What is powering this is the end of quarter and end of half cash from retirement contributions and the cash moving out of the bond market. This inflow into stocks should last another week and peak around July 7th-10th. If you read my Tuesday market wrap then you know what I am expecting. I suggest you do so because it is critical you understand the historical trends in our near future.

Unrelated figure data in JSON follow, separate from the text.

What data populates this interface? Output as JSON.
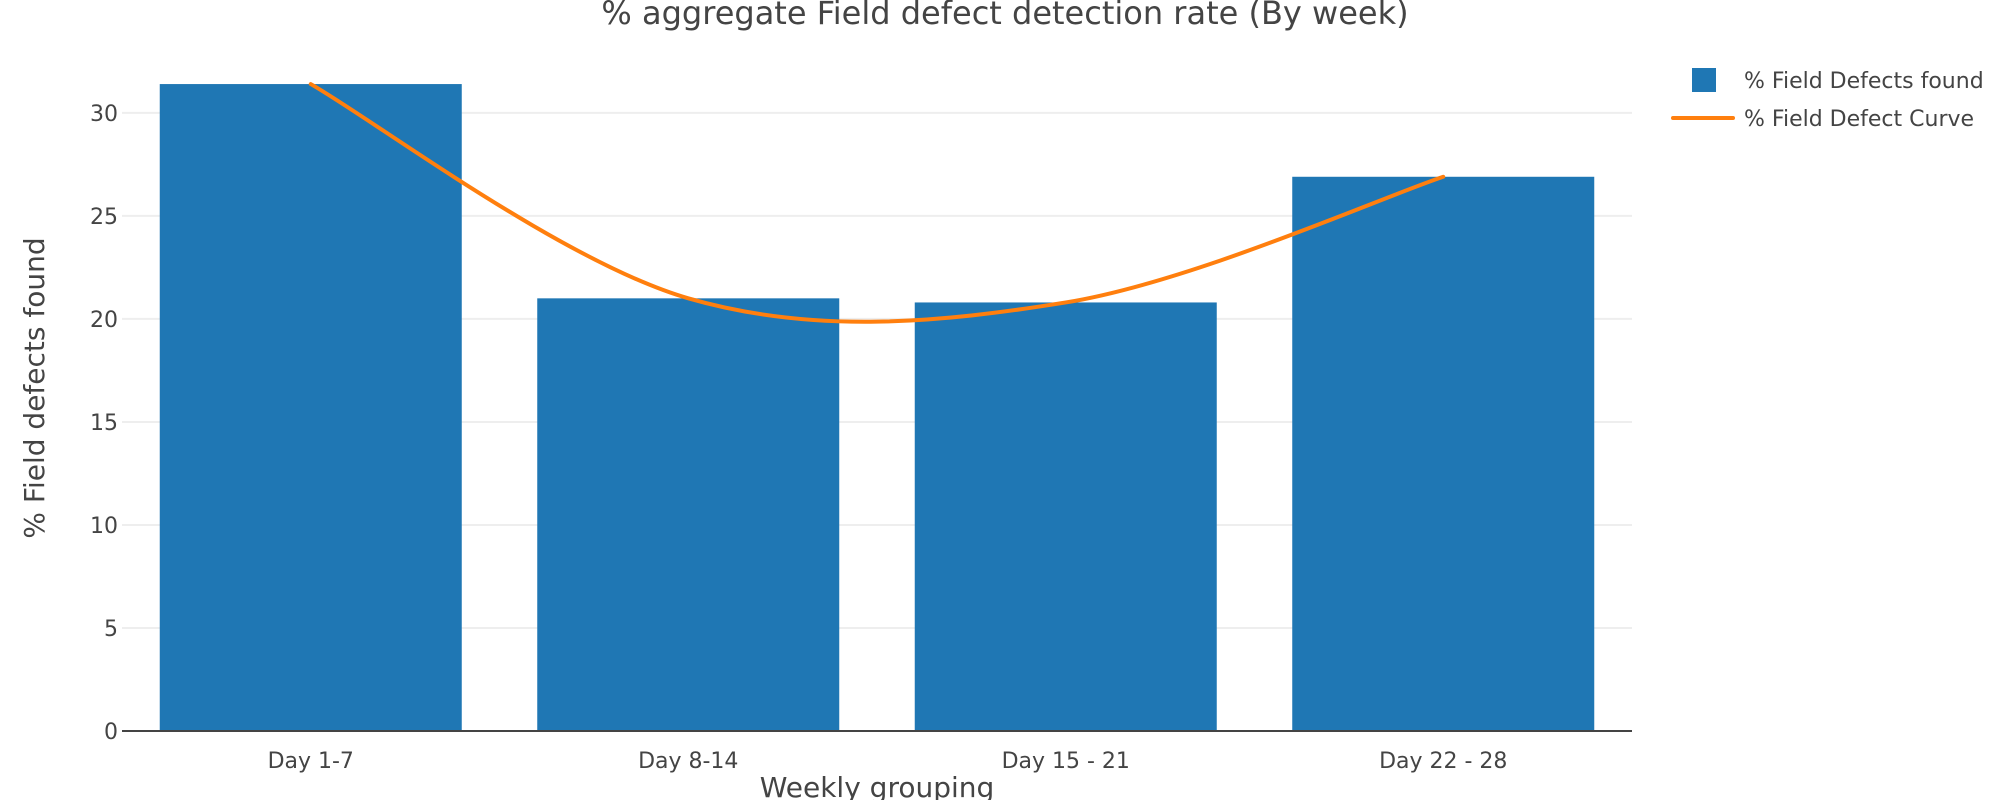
{
  "chart_data": {
    "type": "bar",
    "title": "% aggregate Field defect detection rate (By week)",
    "xlabel": "Weekly grouping",
    "ylabel": "% Field defects found",
    "categories": [
      "Day 1-7",
      "Day 8-14",
      "Day 15 - 21",
      "Day 22 - 28"
    ],
    "series": [
      {
        "name": "% Field Defects found",
        "type": "bar",
        "color": "#1f77b4",
        "values": [
          31.4,
          21.0,
          20.8,
          26.9
        ]
      },
      {
        "name": "% Field Defect Curve",
        "type": "line",
        "color": "#ff7f0e",
        "values": [
          31.4,
          21.0,
          20.8,
          26.9
        ],
        "smooth": true
      }
    ],
    "ylim": [
      0,
      31.5
    ],
    "yticks": [
      0,
      5,
      10,
      15,
      20,
      25,
      30
    ],
    "grid": true,
    "legend_position": "top-right"
  }
}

The game plan for the next week should be to go long the market over SPX 990 and stay long until the 10th. This assumes the July historical trends I discussed on Tuesday remain in place. The S&P bounced off its lower uptrend support today and could actually move up to 1050 before July 10th. It will not be an easy road but if the July trend remains in place it is not impossible. 1010-1015 is going to be monster resistance but if the bond bulls turn into bond bears that cash has got to go somewhere.
SPX Chart - Daily
SPX Chart - 30 min
Before you think I have lost my mind I suggest you read my Tuesday wrap. The historical trends are clear and the bond market is poised to release a lot of cash if the selling continues. The drop in bonds today pushed them to a seven week low. There is probably a lot of number crunching underway tonight in bond rooms around the country. IF and I repeat IF in capital letters, the bonds continue bearish and that cash adds to the retirement flood over the next week we COULD have a very strong market. Did I qualify that enough? We are poised to repeat the normal July trend. That does not mean highly profitable funds will not sell into the trend to capture profits since the trend is so well defined. Either way the second trend beginning after the 10th is probably alive and well so be prepared.
Enter Very Passively, Exit Very Aggressively!